Il Centro comune di ricerca (JRC) della Commissione europea ha pubblicato una nuova relazione su tecnologia e democrazia che analizza l’influenza delle tecnologie online sui comportamenti politici e sul processo decisionale.
Quasi il 48% degli europei utilizza i social media quotidianamente e interagisce politicamente online. Poiché queste piattaforme sono soggette a un controllo pubblico e a una governance democratica limitata, il loro impatto potenziale sulle società è enorme.
La relazione rivela la pressione esercitata sulle fondamenta delle società democratiche dall’influenza dei social media e i loro effetti sulle opinioni politiche e sui nostri comportamenti. Delinea le principali sfide, come le piattaforme che sfruttano le informazioni raccolte sulle personalità degli utenti per catturare e mantenere la loro attenzione o che utilizzano tecniche comportamentali per incoraggiare le persone a partecipare e a condividere costantemente informazioni. Evidenzia che spesso gli utenti sono poco consapevoli dei dati che forniscono e di come sono utilizzati e che a selezionare le informazioni visualizzate dagli utenti online sono algoritmi complessi, spesso poco trasparenti e non compresi fino in fondo, che possono incoraggiare un discorso polarizzato o impedire di ricevere informazioni affidabili.
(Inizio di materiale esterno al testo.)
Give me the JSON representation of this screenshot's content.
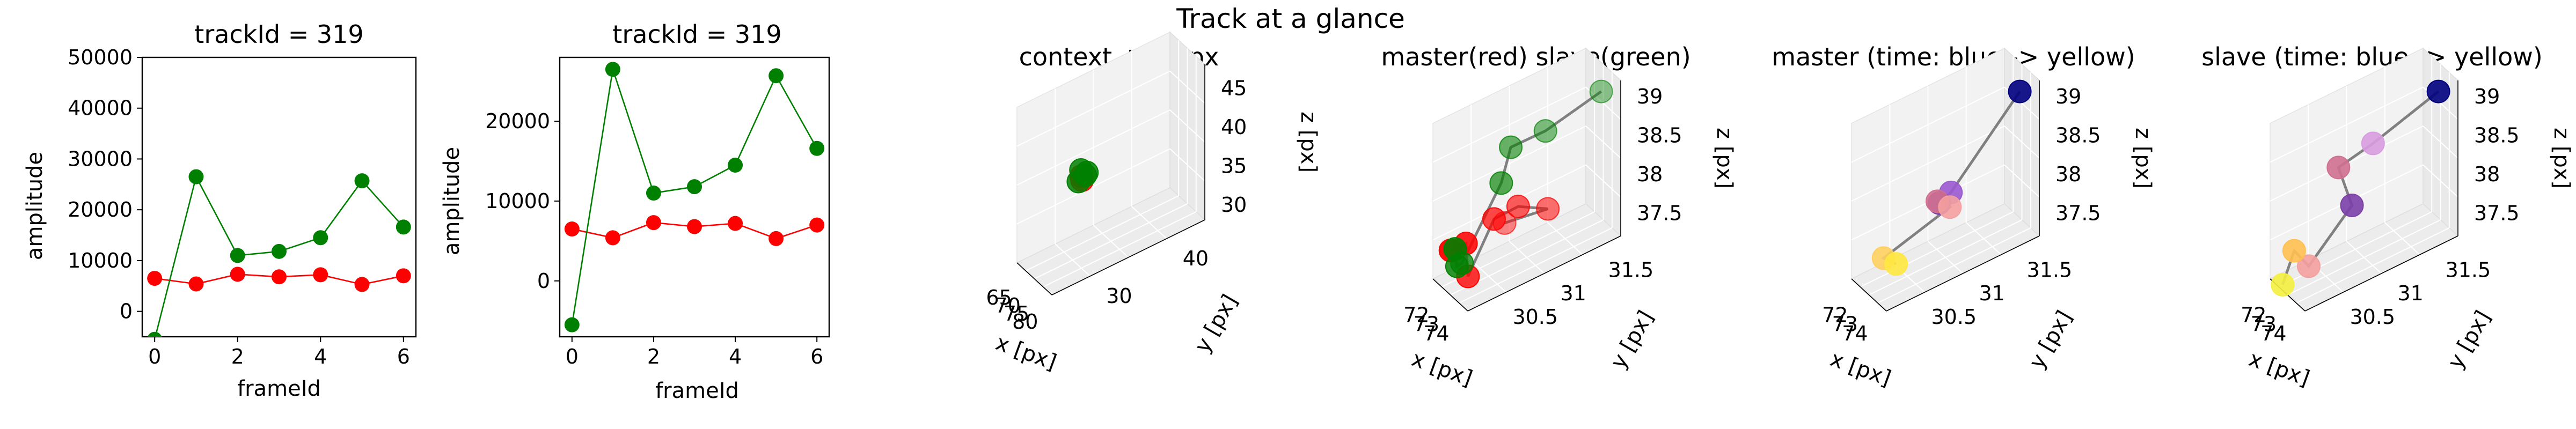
{
  "suptitle": "Track at a glance",
  "chart_data": [
    {
      "type": "line",
      "title": "trackId = 319",
      "xlabel": "frameId",
      "ylabel": "amplitude",
      "xlim": [
        -0.3,
        6.3
      ],
      "ylim": [
        -5000,
        50000
      ],
      "xticks": [
        0,
        2,
        4,
        6
      ],
      "yticks": [
        0,
        10000,
        20000,
        30000,
        40000,
        50000
      ],
      "series": [
        {
          "color": "#ff0000",
          "x": [
            0,
            1,
            2,
            3,
            4,
            5,
            6
          ],
          "y": [
            6500,
            5400,
            7300,
            6800,
            7200,
            5300,
            7000
          ]
        },
        {
          "color": "#008000",
          "x": [
            0,
            1,
            2,
            3,
            4,
            5,
            6
          ],
          "y": [
            -5500,
            26500,
            11000,
            11800,
            14500,
            25700,
            16600
          ]
        }
      ]
    },
    {
      "type": "line",
      "title": "trackId = 319",
      "xlabel": "frameId",
      "ylabel": "amplitude",
      "xlim": [
        -0.3,
        6.3
      ],
      "ylim": [
        -7000,
        28000
      ],
      "xticks": [
        0,
        2,
        4,
        6
      ],
      "yticks": [
        0,
        10000,
        20000
      ],
      "series": [
        {
          "color": "#ff0000",
          "x": [
            0,
            1,
            2,
            3,
            4,
            5,
            6
          ],
          "y": [
            6500,
            5400,
            7300,
            6800,
            7200,
            5300,
            7000
          ]
        },
        {
          "color": "#008000",
          "x": [
            0,
            1,
            2,
            3,
            4,
            5,
            6
          ],
          "y": [
            -5500,
            26500,
            11000,
            11800,
            14500,
            25700,
            16600
          ]
        }
      ]
    },
    {
      "type": "scatter3d",
      "title": "context +- 10px",
      "xlabel": "x [px]",
      "ylabel": "y [px]",
      "zlabel": "z [px]",
      "xlim": [
        63,
        83
      ],
      "ylim": [
        25,
        45
      ],
      "zlim": [
        28,
        48
      ],
      "xticks": [
        65,
        70,
        75,
        80
      ],
      "yticks": [
        30,
        40
      ],
      "zticks": [
        30,
        35,
        40,
        45
      ],
      "points": [
        {
          "x": 73.5,
          "y": 31.0,
          "z": 38.4,
          "color": "#ff0000"
        },
        {
          "x": 74.0,
          "y": 31.0,
          "z": 38.0,
          "color": "#ff0000"
        },
        {
          "x": 72.5,
          "y": 31.2,
          "z": 38.9,
          "color": "#008000"
        },
        {
          "x": 74.5,
          "y": 31.3,
          "z": 38.6,
          "color": "#008000"
        },
        {
          "x": 73.2,
          "y": 30.7,
          "z": 37.8,
          "color": "#008000"
        },
        {
          "x": 75.0,
          "y": 31.4,
          "z": 39.0,
          "color": "#008000"
        }
      ]
    },
    {
      "type": "scatter3d",
      "title": "master(red) slave(green)",
      "xlabel": "x [px]",
      "ylabel": "y [px]",
      "zlabel": "z [px]",
      "xlim": [
        71.5,
        75.0
      ],
      "ylim": [
        30.2,
        31.8
      ],
      "zlim": [
        37.2,
        39.2
      ],
      "xticks": [
        72,
        73,
        74
      ],
      "yticks": [
        30.5,
        31.0,
        31.5
      ],
      "zticks": [
        37.5,
        38.0,
        38.5,
        39.0
      ],
      "red": [
        {
          "x": 72.3,
          "y": 30.3,
          "z": 37.6
        },
        {
          "x": 72.9,
          "y": 30.4,
          "z": 37.7
        },
        {
          "x": 73.1,
          "y": 30.4,
          "z": 37.3
        },
        {
          "x": 73.8,
          "y": 30.6,
          "z": 38.0
        },
        {
          "x": 74.3,
          "y": 30.8,
          "z": 38.1
        },
        {
          "x": 74.4,
          "y": 31.1,
          "z": 37.9
        },
        {
          "x": 73.9,
          "y": 30.7,
          "z": 37.9
        }
      ],
      "green": [
        {
          "x": 71.8,
          "y": 30.4,
          "z": 37.5
        },
        {
          "x": 72.0,
          "y": 30.4,
          "z": 37.3
        },
        {
          "x": 72.5,
          "y": 30.4,
          "z": 37.4
        },
        {
          "x": 72.6,
          "y": 30.8,
          "z": 38.2
        },
        {
          "x": 72.6,
          "y": 30.9,
          "z": 38.6
        },
        {
          "x": 73.2,
          "y": 31.2,
          "z": 38.7
        },
        {
          "x": 74.0,
          "y": 31.7,
          "z": 39.0
        }
      ]
    },
    {
      "type": "scatter3d",
      "title": "master (time: blue -> yellow)",
      "xlabel": "x [px]",
      "ylabel": "y [px]",
      "zlabel": "z [px]",
      "xlim": [
        71.5,
        75.0
      ],
      "ylim": [
        30.2,
        31.8
      ],
      "zlim": [
        37.2,
        39.2
      ],
      "xticks": [
        72,
        73,
        74
      ],
      "yticks": [
        30.5,
        31.0,
        31.5
      ],
      "zticks": [
        37.5,
        38.0,
        38.5,
        39.0
      ],
      "colors": [
        "#000080",
        "#9b59d0",
        "#7b3fa8",
        "#d07090",
        "#f4a0a0",
        "#ffd060",
        "#ffe840"
      ],
      "points": [
        {
          "x": 74.0,
          "y": 31.7,
          "z": 39.0
        },
        {
          "x": 73.8,
          "y": 31.0,
          "z": 38.1
        },
        {
          "x": 73.6,
          "y": 30.9,
          "z": 38.0
        },
        {
          "x": 73.4,
          "y": 30.9,
          "z": 38.0
        },
        {
          "x": 73.7,
          "y": 31.0,
          "z": 37.9
        },
        {
          "x": 72.8,
          "y": 30.4,
          "z": 37.5
        },
        {
          "x": 73.1,
          "y": 30.5,
          "z": 37.4
        }
      ]
    },
    {
      "type": "scatter3d",
      "title": "slave (time: blue -> yellow)",
      "xlabel": "x [px]",
      "ylabel": "y [px]",
      "zlabel": "z [px]",
      "xlim": [
        71.5,
        75.0
      ],
      "ylim": [
        30.2,
        31.8
      ],
      "zlim": [
        37.2,
        39.2
      ],
      "xticks": [
        72,
        73,
        74
      ],
      "yticks": [
        30.5,
        31.0,
        31.5
      ],
      "zticks": [
        37.5,
        38.0,
        38.5,
        39.0
      ],
      "colors": [
        "#000080",
        "#d89ce0",
        "#d07090",
        "#7b3fa8",
        "#f4a0a0",
        "#ffc050",
        "#f4f040"
      ],
      "points": [
        {
          "x": 74.0,
          "y": 31.7,
          "z": 39.0
        },
        {
          "x": 73.2,
          "y": 31.1,
          "z": 38.6
        },
        {
          "x": 72.6,
          "y": 30.8,
          "z": 38.4
        },
        {
          "x": 73.0,
          "y": 30.9,
          "z": 37.9
        },
        {
          "x": 72.5,
          "y": 30.5,
          "z": 37.3
        },
        {
          "x": 72.0,
          "y": 30.4,
          "z": 37.5
        },
        {
          "x": 71.8,
          "y": 30.3,
          "z": 37.1
        }
      ]
    }
  ]
}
Inquietanti alcuni dati riferiti. Un algoritmo di Facebook, ad esempio, partendo da 300 “like” (mi piace) è in grado di individuare la personalità di un utente con maggiore precisione di quanto riuscirebbe a fare il proprio coniuge (qui i dettagli).
Questo dà adito a preoccupazioni per quello che in gergo si chiama “microtargeting”: la possibilità di creare annunci altamente personalizzati, indirizzati agli utenti in base alle loro personalità. Se usati politicamente, riferisce il Centro di ricerca della Commissione europea, questi meccanismi hanno il notevole potenziale di minare il dibattito democratico, il fondamento primario di una vera società democratica.
Altro punto di pressione indicato nella ricerca è “l’architettura delle scelte”. Le piattaforme social tengono conto di diverse tecniche comportamentali per incoraggiare costantemente le persone a “coinvolgere e condividere”, predisponendo – tra le altre cose – meccanismi che rendendo complicato abbandonare le piattaforme stesse.
Su piattaforme quali Twitter, Reddit e Facebook, gli algoritmi danno priorità a contenuti che portano, o si prevede dovrebbero portare, ad un livello di coinvolgimento molto elevato. Il rischio è quello di una sovraesposizione di contenuti polarizzanti e controversi, con la sottoesposizione di contenuti meno “emotivi” ma più informativi.
Organismi privati che gestiscono servizi online che tutti utilizziamo, sono diventati molto abili nel catturare e mantenere attenzione nei loro confronti, al punto che le nostre opinioni politiche e azioni possono essere “modellate” senza che l’utente si renda conto di ciò che lo sta influenzando.
YouTube, ad esempio, afferma che il suo algoritmo di raccomandazione dei video – con il quale vengono proposti automaticamente filmati ritenuti interessanti per l’utente – è responsabile del 70% dei filmati visionati sui loro sito. È dimostrato oltretutto che le raccomandazioni di YouTube portano gli spettatori a visualizzare contenuti estremisti.